Les gouvernements peuvent-ils rassurer les bourses ou les appeler à la sagesse ?
Vous avez d'un côté la sagesse et de l'autre objectivement les risques qui peuvent se produire si un acteur allait vraiment mal, ce qu'on appelle l'effet domino : le fait que l'ensemble de la sphère financière puisse commencer à être contaminée, par la situation. Et ça, ça veut dire que tout le monde fait attention, si j'ai un gros acteur qui est en difficulté, ce n'est pas le gouvernement qui pourra m'aider donc je préfère me dégager. Et donc là c'est vrai que la seule réponse possible n'est pas tellement le gouvernement, ce sont plutôt les banques centrales qui peuvent l'apporter et là, quand on dit les banques centrales, ce sont bien toutes les banques centrales. De manière tout à fait paradoxale peut-être en ce moment où tout le monde veut fermer les frontières, on voit à quel point, par rapport au phénomène financier, la seule réponse peut être une réponse coordonnée. Même les plus grandes banques centrales, par exemple l'américaine ou la BCE européenne, ne peuvent rien à elles toutes seules.
Il faut une coordination de toutes les institutions monétaires mondiales si on veut arriver à redonner un peu de confiance.
Philippe Dessertineà franceinfo
Sauf que ça fait un moment qu'elles ont du mal à discuter entre elles, et on va dire que là le climat n'était pas vraiment favorable à ça. Mais c'est vrai que le fait que les indices s'effondrent peut jouer le même rôle qu'en 2008, un éléctrochoc, et alors qu'on avait tendance à ne pas se parler, on s'oblige à se mettre autour de la table parce que la situation est trop grave.
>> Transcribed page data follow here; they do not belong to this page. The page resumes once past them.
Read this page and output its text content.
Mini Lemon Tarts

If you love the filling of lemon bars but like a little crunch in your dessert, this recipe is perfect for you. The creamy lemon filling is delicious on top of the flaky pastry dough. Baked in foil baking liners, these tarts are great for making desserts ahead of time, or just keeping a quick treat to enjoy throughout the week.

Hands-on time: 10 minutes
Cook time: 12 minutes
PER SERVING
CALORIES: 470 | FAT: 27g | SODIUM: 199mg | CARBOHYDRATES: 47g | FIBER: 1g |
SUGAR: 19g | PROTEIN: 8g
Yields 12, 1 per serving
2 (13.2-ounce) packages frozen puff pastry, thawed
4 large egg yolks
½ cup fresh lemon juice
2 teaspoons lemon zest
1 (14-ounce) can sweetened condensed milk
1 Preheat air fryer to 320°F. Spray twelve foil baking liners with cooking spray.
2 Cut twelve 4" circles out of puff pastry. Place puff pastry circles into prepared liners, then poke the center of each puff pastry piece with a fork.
Pensez-vous, comme le ministre de l'Economie Bruno Le Maire, qu'il faut relocaliser les industries en France ?
Je ne sais même pas si c'est possible ou si c'est souhaitable. Bruno Le Maire a utilisé ce terme de "game changer", mais ce "game changer", est-il prêt aussi à l'accepter dans le tourisme qui aujourd'hui vit beaucoup avec les Chinois, avec l'aviation car nous exportons des Airbus, avec notre agriculture ? C'est difficile de dire qu'on ne veut pas dépendre d'autres pays et en même temps on veut que ces autres pays dépendent de nous. Donc le fait d'avoir un fonctionnement mondial est quelque chose qui n'est pas forcément mauvais en soi, mais qui suppose probablement de manière plus forte qu'on ait une vraie réflexion coordonnée sur les stratégies, en particulier sur les stratégies de production. Là, ce n'est pas un choix économique ou politique, c'est une catastrophe sanitaire. On peut avoir une autre catastrophe demain qui posera la question sur la manière dont les approvisionnements du monde sont peut-être trop concentrés dans certaines zones. Mais c'est peut-être très différents de dire il faut que nous relocalisions tout. Par exemple, on ne pourra pas relocaliser la production de pétrole ou la production d'uranium, puisqu'on n'en a pas sur le territoire.